For non-interactive runs (CI, scripts, headless usage):

copilot -p "/fleet Update the auth docs, refactor the auth service, and add related tests." --no-ask-user

The behavior differs from a single chat turn in four important ways:

  • The orchestrator plans work items first, before any execution.
  • Independent tasks run in parallel; dependent ones run in order.
  • Each subagent gets its own context window.
  • All subagents share the same filesystem, so overlapping writes should be avoided.

That makes /fleet a practical way to launch subagents even if you are not authoring custom .agent.md files yourself.

Nested subagents

By default, subagents cannot spawn further subagents — this prevents infinite recursion. For divide-and-conquer patterns, enable chat.subagents.allowInvocationsFromSubagents in VS Code settings. Maximum nesting depth is 5 levels.

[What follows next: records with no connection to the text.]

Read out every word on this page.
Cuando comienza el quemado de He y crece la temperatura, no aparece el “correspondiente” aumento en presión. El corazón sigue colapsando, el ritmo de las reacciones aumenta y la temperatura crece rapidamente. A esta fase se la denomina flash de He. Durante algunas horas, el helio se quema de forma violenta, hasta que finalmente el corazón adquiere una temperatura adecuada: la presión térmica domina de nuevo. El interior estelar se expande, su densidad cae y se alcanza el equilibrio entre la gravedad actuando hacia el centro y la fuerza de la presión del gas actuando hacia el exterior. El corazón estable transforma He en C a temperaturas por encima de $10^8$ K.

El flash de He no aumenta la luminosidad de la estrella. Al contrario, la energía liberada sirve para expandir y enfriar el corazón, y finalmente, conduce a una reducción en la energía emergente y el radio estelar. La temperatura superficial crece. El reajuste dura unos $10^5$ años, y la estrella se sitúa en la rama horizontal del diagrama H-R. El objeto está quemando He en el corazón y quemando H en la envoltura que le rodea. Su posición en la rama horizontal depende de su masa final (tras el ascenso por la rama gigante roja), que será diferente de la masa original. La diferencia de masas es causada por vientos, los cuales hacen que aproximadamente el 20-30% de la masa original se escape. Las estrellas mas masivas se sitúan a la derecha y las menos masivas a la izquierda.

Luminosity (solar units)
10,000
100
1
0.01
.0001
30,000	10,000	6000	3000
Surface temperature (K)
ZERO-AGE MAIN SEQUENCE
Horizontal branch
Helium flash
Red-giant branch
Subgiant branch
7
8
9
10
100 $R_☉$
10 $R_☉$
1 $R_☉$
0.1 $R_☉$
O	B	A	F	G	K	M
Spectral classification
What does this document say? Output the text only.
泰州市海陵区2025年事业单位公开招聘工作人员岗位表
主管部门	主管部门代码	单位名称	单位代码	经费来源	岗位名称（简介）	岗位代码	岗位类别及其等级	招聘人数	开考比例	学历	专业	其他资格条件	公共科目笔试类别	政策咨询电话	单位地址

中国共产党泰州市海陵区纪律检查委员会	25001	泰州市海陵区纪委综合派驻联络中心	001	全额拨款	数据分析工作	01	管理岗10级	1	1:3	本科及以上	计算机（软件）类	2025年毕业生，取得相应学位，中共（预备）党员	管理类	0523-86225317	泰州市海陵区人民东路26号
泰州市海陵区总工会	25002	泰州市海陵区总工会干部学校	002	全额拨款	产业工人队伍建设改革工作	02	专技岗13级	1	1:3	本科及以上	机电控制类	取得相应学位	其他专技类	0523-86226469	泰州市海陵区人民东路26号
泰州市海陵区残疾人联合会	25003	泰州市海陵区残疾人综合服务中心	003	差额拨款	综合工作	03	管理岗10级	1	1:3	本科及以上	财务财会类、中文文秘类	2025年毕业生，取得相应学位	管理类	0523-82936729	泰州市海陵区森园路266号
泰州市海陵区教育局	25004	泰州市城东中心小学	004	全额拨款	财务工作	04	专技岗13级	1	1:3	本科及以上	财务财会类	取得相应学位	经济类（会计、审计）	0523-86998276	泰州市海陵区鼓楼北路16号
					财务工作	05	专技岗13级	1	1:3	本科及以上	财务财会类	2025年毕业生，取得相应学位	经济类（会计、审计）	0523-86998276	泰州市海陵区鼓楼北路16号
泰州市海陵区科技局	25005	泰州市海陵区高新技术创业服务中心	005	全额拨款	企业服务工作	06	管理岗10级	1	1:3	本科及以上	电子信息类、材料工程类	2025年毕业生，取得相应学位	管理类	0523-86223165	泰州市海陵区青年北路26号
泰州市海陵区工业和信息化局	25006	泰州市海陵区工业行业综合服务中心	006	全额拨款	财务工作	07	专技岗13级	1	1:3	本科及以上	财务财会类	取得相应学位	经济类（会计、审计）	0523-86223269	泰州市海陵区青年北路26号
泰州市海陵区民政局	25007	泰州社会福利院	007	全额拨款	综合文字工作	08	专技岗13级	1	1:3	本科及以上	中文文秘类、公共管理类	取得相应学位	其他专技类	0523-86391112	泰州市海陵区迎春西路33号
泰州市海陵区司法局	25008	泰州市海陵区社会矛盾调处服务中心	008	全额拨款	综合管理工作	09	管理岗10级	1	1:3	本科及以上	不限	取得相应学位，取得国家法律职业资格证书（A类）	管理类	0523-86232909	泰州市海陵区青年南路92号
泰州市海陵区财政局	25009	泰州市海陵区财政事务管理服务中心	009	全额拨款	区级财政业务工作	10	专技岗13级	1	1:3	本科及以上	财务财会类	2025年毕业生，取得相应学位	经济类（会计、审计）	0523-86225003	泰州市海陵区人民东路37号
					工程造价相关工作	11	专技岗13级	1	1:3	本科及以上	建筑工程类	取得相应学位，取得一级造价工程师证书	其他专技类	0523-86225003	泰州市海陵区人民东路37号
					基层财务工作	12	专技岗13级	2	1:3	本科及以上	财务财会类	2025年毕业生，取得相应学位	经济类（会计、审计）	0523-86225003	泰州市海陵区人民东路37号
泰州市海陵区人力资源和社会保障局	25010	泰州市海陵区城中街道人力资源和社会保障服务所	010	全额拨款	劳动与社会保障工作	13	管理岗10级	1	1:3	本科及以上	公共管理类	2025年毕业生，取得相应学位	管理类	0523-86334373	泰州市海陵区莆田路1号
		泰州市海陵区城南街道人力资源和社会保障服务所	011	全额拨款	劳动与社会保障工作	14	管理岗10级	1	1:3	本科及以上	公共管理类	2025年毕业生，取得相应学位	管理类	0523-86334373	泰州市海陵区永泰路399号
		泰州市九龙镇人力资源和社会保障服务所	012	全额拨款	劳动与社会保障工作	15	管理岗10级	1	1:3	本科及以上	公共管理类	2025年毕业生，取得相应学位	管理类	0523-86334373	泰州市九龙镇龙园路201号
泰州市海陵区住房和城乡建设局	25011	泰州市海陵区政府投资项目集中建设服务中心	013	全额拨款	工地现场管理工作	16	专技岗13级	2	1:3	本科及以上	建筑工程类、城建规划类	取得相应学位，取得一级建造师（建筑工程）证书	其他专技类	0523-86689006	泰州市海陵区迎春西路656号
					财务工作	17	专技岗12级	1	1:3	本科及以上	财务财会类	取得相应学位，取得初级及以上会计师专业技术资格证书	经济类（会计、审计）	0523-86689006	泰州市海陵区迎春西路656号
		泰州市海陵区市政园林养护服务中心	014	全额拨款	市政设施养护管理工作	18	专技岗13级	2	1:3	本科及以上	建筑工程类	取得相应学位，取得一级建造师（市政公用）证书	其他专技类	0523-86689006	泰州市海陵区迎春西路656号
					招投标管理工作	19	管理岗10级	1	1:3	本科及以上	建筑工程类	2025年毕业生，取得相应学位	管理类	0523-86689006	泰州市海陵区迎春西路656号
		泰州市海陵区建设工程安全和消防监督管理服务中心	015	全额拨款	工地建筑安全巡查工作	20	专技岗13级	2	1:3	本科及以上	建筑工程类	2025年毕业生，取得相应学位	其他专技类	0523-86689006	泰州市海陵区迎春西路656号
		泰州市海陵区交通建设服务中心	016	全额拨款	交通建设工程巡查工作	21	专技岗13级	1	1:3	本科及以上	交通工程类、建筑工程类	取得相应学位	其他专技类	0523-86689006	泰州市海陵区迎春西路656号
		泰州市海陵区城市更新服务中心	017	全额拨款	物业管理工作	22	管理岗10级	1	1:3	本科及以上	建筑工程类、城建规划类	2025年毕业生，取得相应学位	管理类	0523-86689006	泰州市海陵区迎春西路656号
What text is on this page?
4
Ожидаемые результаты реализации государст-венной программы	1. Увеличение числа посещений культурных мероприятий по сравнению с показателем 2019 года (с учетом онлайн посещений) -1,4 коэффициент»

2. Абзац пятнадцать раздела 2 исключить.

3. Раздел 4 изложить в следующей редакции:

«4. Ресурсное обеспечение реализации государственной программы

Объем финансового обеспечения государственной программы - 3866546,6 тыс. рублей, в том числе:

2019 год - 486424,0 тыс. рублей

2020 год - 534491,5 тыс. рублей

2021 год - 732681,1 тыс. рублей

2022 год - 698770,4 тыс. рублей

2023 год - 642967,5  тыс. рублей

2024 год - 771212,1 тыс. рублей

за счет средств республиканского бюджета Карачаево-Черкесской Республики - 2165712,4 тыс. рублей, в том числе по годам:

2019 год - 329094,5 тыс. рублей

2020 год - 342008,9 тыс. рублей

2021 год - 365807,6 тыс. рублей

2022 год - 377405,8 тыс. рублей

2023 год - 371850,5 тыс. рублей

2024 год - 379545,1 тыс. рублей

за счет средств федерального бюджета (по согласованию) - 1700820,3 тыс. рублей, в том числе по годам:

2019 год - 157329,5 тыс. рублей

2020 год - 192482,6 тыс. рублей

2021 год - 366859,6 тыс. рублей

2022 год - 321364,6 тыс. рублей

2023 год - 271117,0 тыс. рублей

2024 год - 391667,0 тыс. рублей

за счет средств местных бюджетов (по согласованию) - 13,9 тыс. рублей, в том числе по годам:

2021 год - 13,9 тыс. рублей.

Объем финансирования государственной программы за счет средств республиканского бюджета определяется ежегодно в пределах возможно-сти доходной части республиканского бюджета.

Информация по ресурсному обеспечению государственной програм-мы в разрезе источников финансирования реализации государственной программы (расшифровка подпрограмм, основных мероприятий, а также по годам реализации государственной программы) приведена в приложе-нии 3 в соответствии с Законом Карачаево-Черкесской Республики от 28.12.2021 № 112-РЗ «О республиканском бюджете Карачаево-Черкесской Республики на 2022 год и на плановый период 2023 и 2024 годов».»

Platform nuance: handoffs are not universal

VS Code documents both subagents and a handoffs frontmatter property for passing work between agents. GitHub's custom agent configuration reference, however, notes that handoffs and argument-hint are currently ignored for the Copilot cloud agent on github.com. Think about delegation features in product-specific terms:

  • VS Code — supports subagents, allowlists, and handoff-oriented composition.
  • Copilot CLI — exposes practical orchestration through commands like /fleet.
  • GitHub.com cloud agent — supports custom agents, but some VS Code-specific frontmatter is intentionally ignored.

If you share agent files across surfaces, document those differences so users know which behaviors are portable and which are editor-specific.

Repository examples worth inspecting

The github/awesome-copilot repository has concrete, copy-pasteable examples of every pattern above:

  • rug-orchestrator.agent.md — a strong coordinator example that enables the agent tool and restricts delegation with agents: ['SWE', 'QA'].
  • gem-orchestrator.agent.md — shows invocation control with user-invocable and disable-model-invocation.
  • context7.agent.md — a concrete VS Code-style handoffs definition that hands off work after research is complete.
  • custom-agent-foundry.agent.md — documents the VS Code handoffs shape, useful as a template before authoring your own coordinator.